Each of the 625 dots is built from four basic directions in the plane: the horizontal and vertical of a square grid, plus two more axes tilted into it. Combine these four directions in integer steps from −2 to +2 (that's 5⁴ = 625 combinations) and you get the cloud of points you see.

Two ways of connecting the dots:

Unit distance. A line is drawn between every pair of dots that sits exactly the same distance apart — pick any pair joined by a line and the gap between them is identical. Lines are coloured by how far that pair lies from the centre.
All pairs ≤ √3. Also include pairs that sit slightly farther — up to about 1.73 times the unit. This reveals the next "shells" of distances underneath the first view. Lines are coloured by length.

The breathing animation sweeps a soft window through the colour spectrum. Edges of similar length light up together — short ones first, then progressively longer — so each ring of distances reads as its own hidden sub-pattern.

The 80-year-old question

In 1946 the Hungarian mathematician Paul Erdős asked something deceptively simple: scatter n points on a sheet of paper — how many pairs can be exactly the same distance apart?

Random arrangements give very few. Clever ones — like a square grid — give many more. Erdős guessed there was a hard ceiling: roughly n times a barely-growing factor, and no more. For eight decades that was the consensus, and everyone working on the problem assumed Erdős was right.

What the paper proves (May 2026)

A new result, Planar Point Sets with Many Unit Distances (OpenAI), shows Erdős was wrong. They construct point arrangements whose count of same-distance pairs grows strictly faster than Erdős's ceiling — by a fixed margin that doesn't fade away as n gets large.
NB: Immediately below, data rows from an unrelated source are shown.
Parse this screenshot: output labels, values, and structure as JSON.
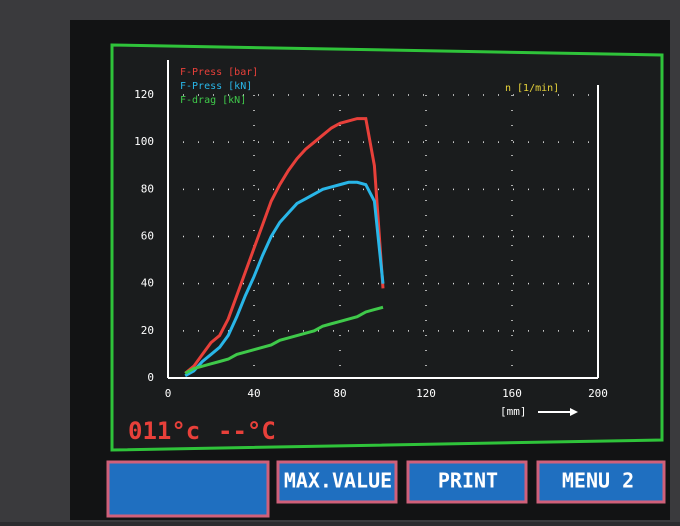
{
  "chart_data": {
    "type": "line",
    "x": [
      8,
      12,
      16,
      20,
      24,
      28,
      32,
      36,
      40,
      44,
      48,
      52,
      56,
      60,
      64,
      68,
      72,
      76,
      80,
      84,
      88,
      92,
      96,
      100
    ],
    "series": [
      {
        "name": "F-Press [bar]",
        "color": "#e8403a",
        "values": [
          2,
          5,
          10,
          15,
          18,
          25,
          35,
          45,
          55,
          65,
          75,
          82,
          88,
          93,
          97,
          100,
          103,
          106,
          108,
          109,
          110,
          110,
          90,
          38
        ]
      },
      {
        "name": "F-Press [kN]",
        "color": "#29b6e8",
        "values": [
          1,
          3,
          7,
          10,
          13,
          18,
          26,
          35,
          43,
          52,
          60,
          66,
          70,
          74,
          76,
          78,
          80,
          81,
          82,
          83,
          83,
          82,
          75,
          40
        ]
      },
      {
        "name": "F-drag [kN]",
        "color": "#3fc94a",
        "values": [
          2,
          4,
          5,
          6,
          7,
          8,
          10,
          11,
          12,
          13,
          14,
          16,
          17,
          18,
          19,
          20,
          22,
          23,
          24,
          25,
          26,
          28,
          29,
          30
        ]
      }
    ],
    "xlim": [
      0,
      200
    ],
    "xticks": [
      0,
      40,
      80,
      120,
      160,
      200
    ],
    "ylim": [
      0,
      120
    ],
    "yticks": [
      0,
      20,
      40,
      60,
      80,
      100,
      120
    ],
    "x_label": "[mm]",
    "annotation": "n [1/min]",
    "grid": true
  },
  "status": {
    "temp1": "011°c",
    "temp2": "--°C"
  },
  "buttons": [
    "MAX.VALUE",
    "PRINT",
    "MENU 2"
  ]
}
The trick: don't stay flat. Build a very high-dimensional symmetric arrangement first, using deep machinery from number theory, then project it down onto the plane in a way that preserves many of the original length-1 relationships. The toy figure here uses just four directions in two dimensions; the paper uses arbitrarily many directions in arbitrarily many dimensions. Even this small four-direction version already produces many more unit pairs than a plain square grid does.

The paper notes that the proof was first produced in a fully automated way by an internal AI model, then verified, simplified, and rewritten by human mathematicians.